Il y a forcément un lien encore avec les préoccupations que je dépose ici dans ce carnet. Cette réflexion sur la façon de trouver des médiations habiles pour dire ce que j’ai à dire. Par exemple ce job consiste à appeler des gens au téléphone de leur demander s’ils veulent bien répondre à un sondage et ensuite de lire un texte sur un terminal en cochant au fur et à mesure leurs réponses. Rien de plus simple en apparence. Encore une fois en apparence.
deux semaines passent encore sans aucune note d’Alonso Quichano.

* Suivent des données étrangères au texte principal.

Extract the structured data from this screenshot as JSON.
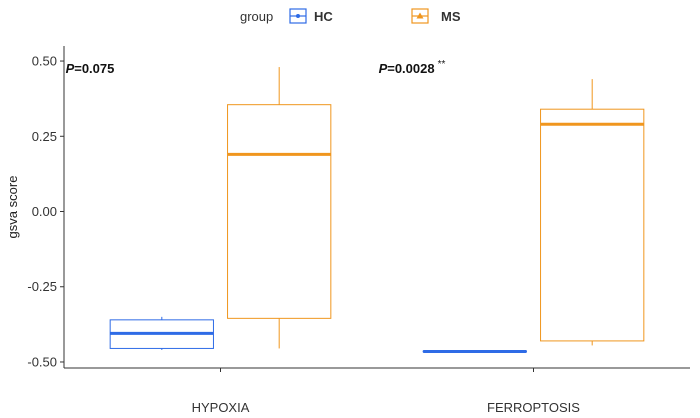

…Je viens de trouver une façon de ne pas perdre inutilement mon énergie. J’adopte un ton neutre le plus neutre possible et les exercices de » a course in miracles » m’y auront je crois beaucoup aidé. Car ce qu’est un ton neutre est une affaire passionnante. A chaque fois que j’imagine avoir ce fameux ton, je me dis ne te fait aucune idée sur ce que tu penses être la neutralité. Et j’avoue que ça fonctionne vraiment bien, non seulement j’ai un taux de refus extrêmement bas mais en plus aucun abandon en cours d’interview, je reste calme posé je ne m’énerve jamais et je ne prend aucune pause avec mes collègues de travail. Depuis quelques jours j’ai supprimé l’utilisation des transports en commun. Je marche depuis Clignancourt où j’ai trouvé un appartement jusqu’à Montrouge, 1h20 de marche à l’aller et au retour. Durant la marche je continue à m’exercer à n’avoir aucune idée aucune émotion aucune sensation à laquelle m’attacher trop longtemps, j’ai même trouvé une technique, au bout de cinq pas tout s’évanouit, tout ce qui constitue l’extérieur ou l’intérieur, Je crois d’ailleurs saisir que ce n’est qu’une seule et même chose.